Em novembro de 2020 foi realizado um evento online que contou com palestras e debates sobre a necessidade de adotar um novo olhar sobre a obesidade: o Manifesto Sobre Um Novo Olhar Sobre Obesidade.

A ideia do Manifesto foi inicialmente minha e pude contar com o apoio de vários profissionais de saúde e a mediação do evento pela jornalista Fabíola Cidral.

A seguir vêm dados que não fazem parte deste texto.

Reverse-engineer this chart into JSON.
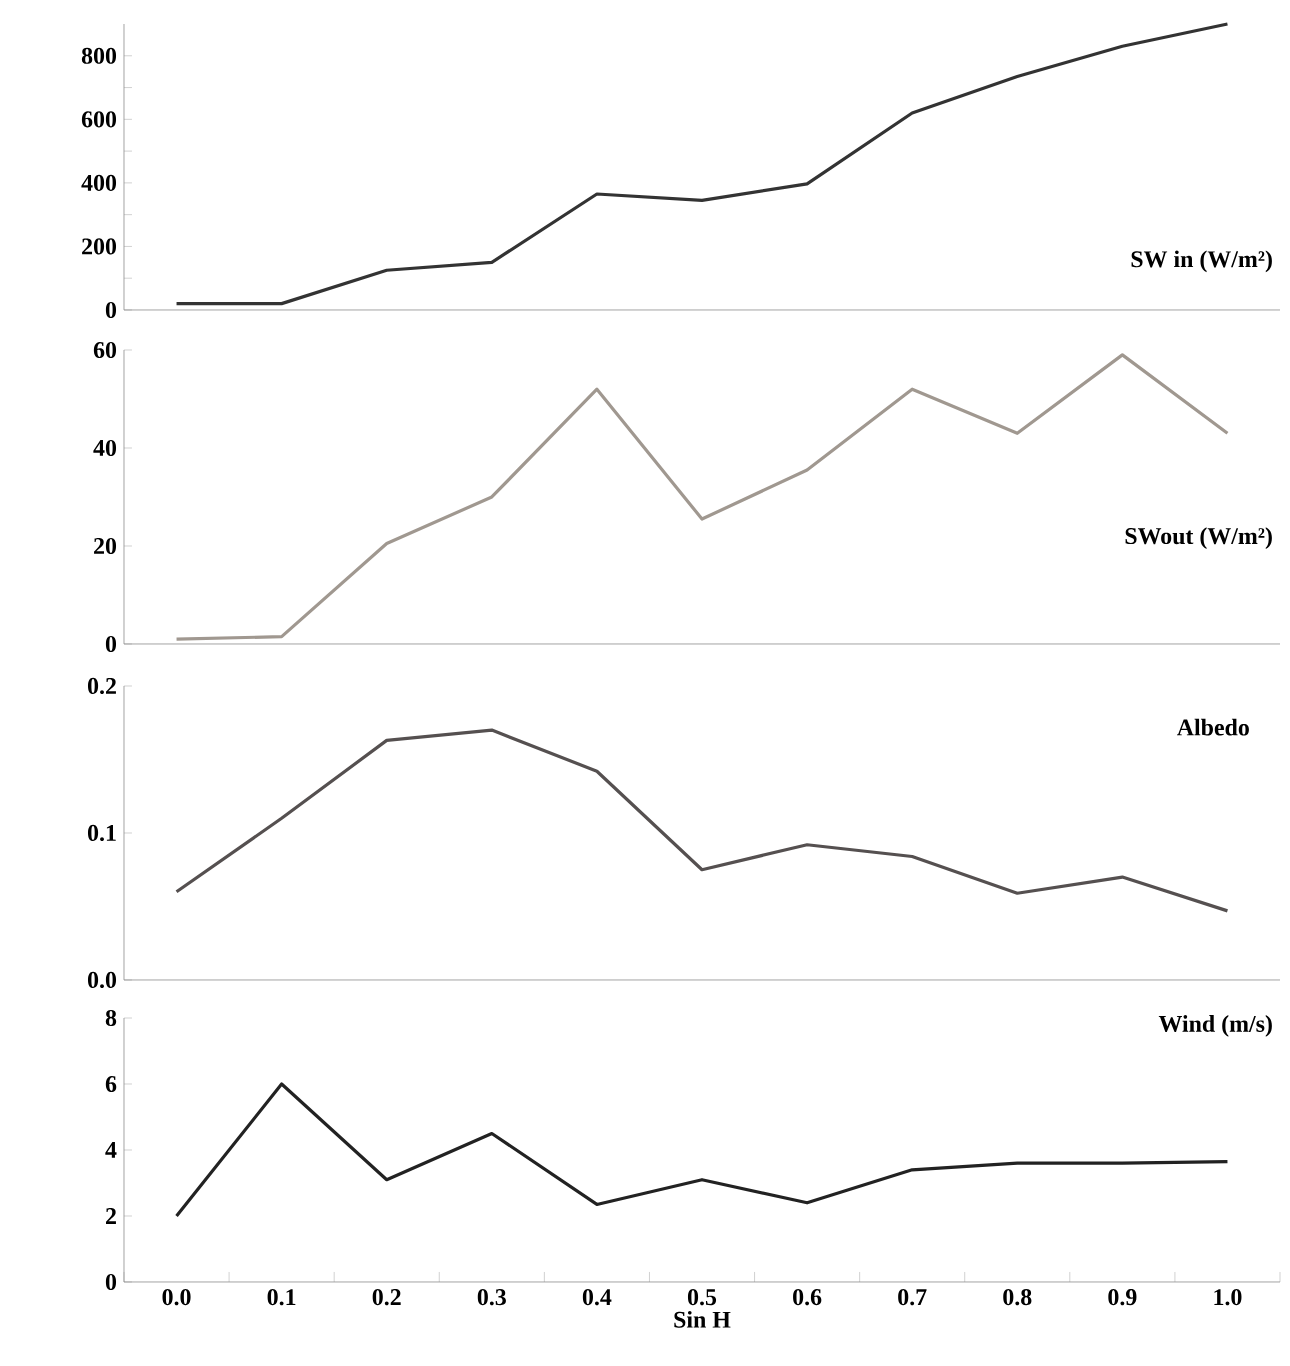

Participaram pesquisadores renomados como o sociólogo e antropólogo Claude Fischler, com sua palestra "Obesidade: problema individual ou social?", e o psiquiatra e coordenador do Ambulim do Hospital das Clínicas da Faculdade de Medicina da Universidade de São Paulo, Táki Cordás, que palestrou sobre "Obesidade e saúde mental".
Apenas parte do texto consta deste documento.